De commissie is het met verweerder eens dat eiseres met haar gedrag in strijd heeft gehandeld met de Gedragscode DJI. Aan een medewerker van DJI mogen, gezien de voorbeeldfunctie die hij of zij vervult, hoge eisen worden gesteld met betrekking tot respect en betrouwbaarheid. Eiseres heeft naar het oordeel van de commissie de regels met betrekking tot respect en betrouwbaarheid geschonden. De commissie heeft dit aangemerkt als plichtsverzuim.
De commissie heeft verder geconcludeerd dat de verweten gedragingen eiseres kunnen worden toegerekend. Van feiten of omstandigheden die met zich zouden kunnen brengen dat het plichtsverzuim eiseres niet kan worden toegerekend, is de commissie niet gebleken.
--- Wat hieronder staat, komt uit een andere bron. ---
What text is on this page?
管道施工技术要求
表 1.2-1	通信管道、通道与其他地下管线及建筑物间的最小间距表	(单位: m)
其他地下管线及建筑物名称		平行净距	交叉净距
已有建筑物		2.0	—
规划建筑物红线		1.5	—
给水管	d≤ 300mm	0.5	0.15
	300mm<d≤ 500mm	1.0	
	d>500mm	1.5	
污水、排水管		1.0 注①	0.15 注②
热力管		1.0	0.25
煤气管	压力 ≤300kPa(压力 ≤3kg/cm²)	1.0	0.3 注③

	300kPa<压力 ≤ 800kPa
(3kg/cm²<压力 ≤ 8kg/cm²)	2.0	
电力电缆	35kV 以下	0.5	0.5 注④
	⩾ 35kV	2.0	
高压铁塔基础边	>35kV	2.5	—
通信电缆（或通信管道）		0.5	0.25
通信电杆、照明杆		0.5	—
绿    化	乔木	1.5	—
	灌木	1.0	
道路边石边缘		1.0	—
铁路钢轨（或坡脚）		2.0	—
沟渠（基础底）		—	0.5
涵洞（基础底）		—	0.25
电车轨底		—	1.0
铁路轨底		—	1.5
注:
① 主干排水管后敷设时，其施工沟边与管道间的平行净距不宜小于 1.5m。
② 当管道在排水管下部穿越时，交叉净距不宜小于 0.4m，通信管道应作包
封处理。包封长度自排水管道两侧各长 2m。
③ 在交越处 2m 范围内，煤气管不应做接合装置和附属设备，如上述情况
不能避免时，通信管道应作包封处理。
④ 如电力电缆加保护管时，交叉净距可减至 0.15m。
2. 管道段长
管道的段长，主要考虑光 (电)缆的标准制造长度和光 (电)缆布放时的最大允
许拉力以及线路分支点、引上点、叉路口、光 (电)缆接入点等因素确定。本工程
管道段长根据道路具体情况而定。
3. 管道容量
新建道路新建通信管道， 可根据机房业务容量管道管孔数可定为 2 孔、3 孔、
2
De commissie heeft geoordeeld dat de straf van onvoorwaardelijk ontslag niet onevenredig is aan de ernst van het plichtsverzuim. Van eiseres mocht worden verwacht dat zij zou reageren op het alarm naar aanleiding van het incident. Door dit niet te doen heeft zij de veiligheid van de justitiabele en van haar collega’s op het spel gezet. Verweerder moet daarbij te allen tijde kunnen vertrouwen op de onvoorwaardelijke inzet van alle medewerkers, gezien de risico’s die het werken in een PI met zich meebrengt. De commissie brengt in dit verband naar voren dat eiseres tijdens de hoorzitting heeft aangegeven dat zij vaker signalen van haar pieper heeft gemist. Door collega’s is zij er meermaals op geattendeerd dat er sprake was van een alarm. De commissie is van oordeel dat dit op zijn minst verontrustend is te noemen. Te vrezen valt dat dit betekent dat eiseres niet scherp genoeg is tijdens haar werk. De commissie maakt eveneens uit hetgeen eiseres tijdens de hoorzitting naar voren heeft gebracht op dat eiseres zich niet volledig bewust lijkt te zijn van haar eigen verantwoordelijkheid en dat zij de protocollen met betrekking tot calamiteiten niet scherp heeft. En eiseres, zo is de commissie gebleken, neemt de ernst van een calamiteit lichter op dan verweerder doet. Dit alles is naar het oordeel van de commissie niet wat van een ervaren DJI-medewerker mag worden verwacht.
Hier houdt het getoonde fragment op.